My son's friend, Sam Arbesman, opens the second chapter of his wonderful first book,
The Half-Life of Facts, with what is no doubt a legendary story about a legendary man, Derek J. de Solla Price, the father of scientometrics*. (Stay with me here. This will be more fun, more interesting and easier than you think.)
In 1947, Price was asked to hold for safekeeping about 200 volumes of the
Philosophical Transactions of the Royal Society published annually between 1665 and 1850 in his apartment til the renovations of the library that owned them were done. Pressed for space, Price did what most of us might do and laid them along the wall of his apartment in neat yearly stacks in chronological order. One day, while musing about this or that, his eye settled on this mass of books and noticed that their piles created a design that looked something like this:
The shape was not random, but rather resembled a curve that demonstrated exponential growth, that is something not just growing, but growing faster and faster as time goes on. I can only imagine Price saying what my son tells me can be heard at the beginning of almost every great discovery: "Huh. That's funny."
Curious about what this shape might mean (if anything) Price went on to explore the pace of scientific discoveries as evidenced by articles published in other scientific journals and, well, the field of scientometrics was born. What this means is what the book is all about. That is not my interest here.
My interest here is in the moment of awareness. Price had been living with this curve for a while before it awakened in him this "huh" moment. I have broken spaghetti hundreds of time without ever wondering, and potentially discovering, certain truths about tensor analysis that the physicist
Feynman mused over when he made pasta.
Which is to say - there is not just mystery all around us but portals to answers, evidence about life's elegant machinations, hints about loved ones' feelings and desires, peeks at how and why people behave the way we do that are willy-nilly lying about just waiting to be noticed. Truths hiding in plain sight.

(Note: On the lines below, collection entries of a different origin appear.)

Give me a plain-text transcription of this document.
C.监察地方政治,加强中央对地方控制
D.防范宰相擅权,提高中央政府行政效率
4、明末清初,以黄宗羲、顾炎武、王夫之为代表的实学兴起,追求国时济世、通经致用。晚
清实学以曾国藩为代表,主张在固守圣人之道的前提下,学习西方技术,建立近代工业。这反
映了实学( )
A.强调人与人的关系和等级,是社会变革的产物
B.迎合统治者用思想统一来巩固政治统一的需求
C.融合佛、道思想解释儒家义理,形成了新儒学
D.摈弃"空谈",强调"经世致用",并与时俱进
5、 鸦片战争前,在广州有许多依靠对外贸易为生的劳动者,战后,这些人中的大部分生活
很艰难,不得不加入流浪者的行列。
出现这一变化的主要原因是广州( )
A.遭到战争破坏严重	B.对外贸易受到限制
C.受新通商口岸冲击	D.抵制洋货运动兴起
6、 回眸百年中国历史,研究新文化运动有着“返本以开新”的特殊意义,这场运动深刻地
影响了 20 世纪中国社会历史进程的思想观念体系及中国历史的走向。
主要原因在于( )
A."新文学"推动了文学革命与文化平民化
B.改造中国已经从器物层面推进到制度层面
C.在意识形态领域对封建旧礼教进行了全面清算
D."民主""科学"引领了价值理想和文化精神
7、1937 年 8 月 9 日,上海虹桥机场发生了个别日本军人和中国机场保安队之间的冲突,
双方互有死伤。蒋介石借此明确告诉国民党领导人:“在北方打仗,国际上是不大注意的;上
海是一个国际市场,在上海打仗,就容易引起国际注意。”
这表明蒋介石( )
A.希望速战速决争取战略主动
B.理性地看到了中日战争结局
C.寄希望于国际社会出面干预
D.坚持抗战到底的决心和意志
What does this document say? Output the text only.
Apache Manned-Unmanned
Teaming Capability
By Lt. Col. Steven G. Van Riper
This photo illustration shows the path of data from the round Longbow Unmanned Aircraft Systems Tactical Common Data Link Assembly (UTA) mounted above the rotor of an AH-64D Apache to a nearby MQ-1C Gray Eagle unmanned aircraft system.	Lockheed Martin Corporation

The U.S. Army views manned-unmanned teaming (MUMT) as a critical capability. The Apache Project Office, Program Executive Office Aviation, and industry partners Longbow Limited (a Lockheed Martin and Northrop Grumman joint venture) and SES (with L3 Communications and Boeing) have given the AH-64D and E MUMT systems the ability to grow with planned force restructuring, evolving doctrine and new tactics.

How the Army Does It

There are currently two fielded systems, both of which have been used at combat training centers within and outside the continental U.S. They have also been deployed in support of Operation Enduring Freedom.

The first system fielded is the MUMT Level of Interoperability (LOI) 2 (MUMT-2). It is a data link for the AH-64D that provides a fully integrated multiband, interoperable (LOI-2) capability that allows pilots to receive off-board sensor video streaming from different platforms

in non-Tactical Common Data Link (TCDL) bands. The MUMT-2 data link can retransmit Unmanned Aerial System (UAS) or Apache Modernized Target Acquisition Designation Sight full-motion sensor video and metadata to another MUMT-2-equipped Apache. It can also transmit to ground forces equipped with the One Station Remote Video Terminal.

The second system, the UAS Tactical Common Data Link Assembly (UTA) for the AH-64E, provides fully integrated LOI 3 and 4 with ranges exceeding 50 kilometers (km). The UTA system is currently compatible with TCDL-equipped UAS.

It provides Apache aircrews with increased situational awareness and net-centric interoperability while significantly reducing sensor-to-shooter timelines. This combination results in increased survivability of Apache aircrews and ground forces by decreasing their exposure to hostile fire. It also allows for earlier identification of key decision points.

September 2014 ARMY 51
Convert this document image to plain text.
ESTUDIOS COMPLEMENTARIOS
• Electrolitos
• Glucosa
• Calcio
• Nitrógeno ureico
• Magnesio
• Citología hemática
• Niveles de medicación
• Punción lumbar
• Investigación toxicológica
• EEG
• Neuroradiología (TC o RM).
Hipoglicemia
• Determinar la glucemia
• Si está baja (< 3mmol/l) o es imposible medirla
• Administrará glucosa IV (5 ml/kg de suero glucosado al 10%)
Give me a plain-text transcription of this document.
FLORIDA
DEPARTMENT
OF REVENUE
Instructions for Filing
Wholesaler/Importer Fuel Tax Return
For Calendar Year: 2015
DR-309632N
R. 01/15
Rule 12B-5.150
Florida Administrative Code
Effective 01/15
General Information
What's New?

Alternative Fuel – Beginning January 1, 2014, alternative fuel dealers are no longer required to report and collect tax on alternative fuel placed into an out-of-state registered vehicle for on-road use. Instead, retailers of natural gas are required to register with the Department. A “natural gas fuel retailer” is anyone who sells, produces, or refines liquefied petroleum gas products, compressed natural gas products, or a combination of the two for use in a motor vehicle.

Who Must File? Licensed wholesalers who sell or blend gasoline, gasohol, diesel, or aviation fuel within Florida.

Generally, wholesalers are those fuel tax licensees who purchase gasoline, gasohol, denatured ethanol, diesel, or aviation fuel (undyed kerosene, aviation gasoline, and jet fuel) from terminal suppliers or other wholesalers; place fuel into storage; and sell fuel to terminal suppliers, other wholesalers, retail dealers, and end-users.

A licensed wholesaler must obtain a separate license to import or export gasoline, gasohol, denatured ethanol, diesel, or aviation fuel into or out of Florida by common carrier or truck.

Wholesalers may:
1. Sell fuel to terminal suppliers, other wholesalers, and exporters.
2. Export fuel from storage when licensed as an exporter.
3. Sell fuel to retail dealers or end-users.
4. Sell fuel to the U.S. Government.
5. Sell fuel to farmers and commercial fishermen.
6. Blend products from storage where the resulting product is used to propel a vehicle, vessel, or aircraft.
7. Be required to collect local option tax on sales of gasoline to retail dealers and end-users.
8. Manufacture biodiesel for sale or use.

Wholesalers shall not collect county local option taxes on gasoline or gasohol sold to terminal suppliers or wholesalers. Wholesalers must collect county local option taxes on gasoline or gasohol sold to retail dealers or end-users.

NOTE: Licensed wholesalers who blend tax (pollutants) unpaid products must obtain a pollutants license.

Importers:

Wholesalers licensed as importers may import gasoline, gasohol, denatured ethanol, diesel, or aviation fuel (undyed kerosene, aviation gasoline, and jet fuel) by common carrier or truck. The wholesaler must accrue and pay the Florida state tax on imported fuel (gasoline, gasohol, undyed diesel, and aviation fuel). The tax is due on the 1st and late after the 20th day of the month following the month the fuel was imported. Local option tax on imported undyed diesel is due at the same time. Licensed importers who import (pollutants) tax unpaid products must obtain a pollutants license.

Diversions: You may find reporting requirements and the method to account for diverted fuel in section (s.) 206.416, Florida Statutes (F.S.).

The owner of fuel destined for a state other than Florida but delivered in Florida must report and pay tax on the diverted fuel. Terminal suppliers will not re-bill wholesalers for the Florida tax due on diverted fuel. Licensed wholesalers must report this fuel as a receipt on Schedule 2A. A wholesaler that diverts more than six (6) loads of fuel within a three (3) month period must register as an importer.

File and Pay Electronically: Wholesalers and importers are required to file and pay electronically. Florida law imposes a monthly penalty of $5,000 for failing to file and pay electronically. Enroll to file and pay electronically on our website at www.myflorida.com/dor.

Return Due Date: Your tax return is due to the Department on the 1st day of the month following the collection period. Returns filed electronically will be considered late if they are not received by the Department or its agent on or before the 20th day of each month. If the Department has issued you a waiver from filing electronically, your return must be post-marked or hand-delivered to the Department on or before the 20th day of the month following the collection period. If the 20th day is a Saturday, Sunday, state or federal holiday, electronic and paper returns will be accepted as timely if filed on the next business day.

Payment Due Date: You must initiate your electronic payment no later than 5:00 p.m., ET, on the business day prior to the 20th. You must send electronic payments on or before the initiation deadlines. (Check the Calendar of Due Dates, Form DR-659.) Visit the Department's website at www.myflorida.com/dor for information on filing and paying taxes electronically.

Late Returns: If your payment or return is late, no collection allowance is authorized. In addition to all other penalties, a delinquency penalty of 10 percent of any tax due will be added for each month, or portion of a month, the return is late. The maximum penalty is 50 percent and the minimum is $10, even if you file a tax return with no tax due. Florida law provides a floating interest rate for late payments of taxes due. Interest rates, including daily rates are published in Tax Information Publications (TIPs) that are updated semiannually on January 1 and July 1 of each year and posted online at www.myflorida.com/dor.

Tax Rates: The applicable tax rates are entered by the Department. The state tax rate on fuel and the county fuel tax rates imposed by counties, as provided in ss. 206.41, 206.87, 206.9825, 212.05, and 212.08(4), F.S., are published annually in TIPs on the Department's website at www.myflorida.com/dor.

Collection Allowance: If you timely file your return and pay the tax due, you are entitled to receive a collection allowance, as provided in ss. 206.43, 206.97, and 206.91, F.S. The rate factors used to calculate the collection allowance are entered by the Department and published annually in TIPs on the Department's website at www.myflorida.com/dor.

Jewish tradition tells us that one of the things that made Moses a remarkable leader was his attentiveness to detail. What does it take, we are asked to imagine, to notice that a bush on fire is not burning up? How long must one stand there, or how often must one come back to check? It takes attentiveness, alertness, curiosity and caring. These attributes lead to discoveries, great and small. And such discoveries often lead to life's most rewarding knowledge, patents, progress, advances as well as understanding, love, familiarity and intimacy.
So it is precisely in the midst of our daily rounds, in those moments of mindless routine when we are least expecting novelty and excitement, that we just might be visited by visions of "Huh". I hate to think how many such visions I have missed, overlooked or otherwise squandered over my lifetime.
The good news is there are many more out there. Now that I know, I hope I am ready.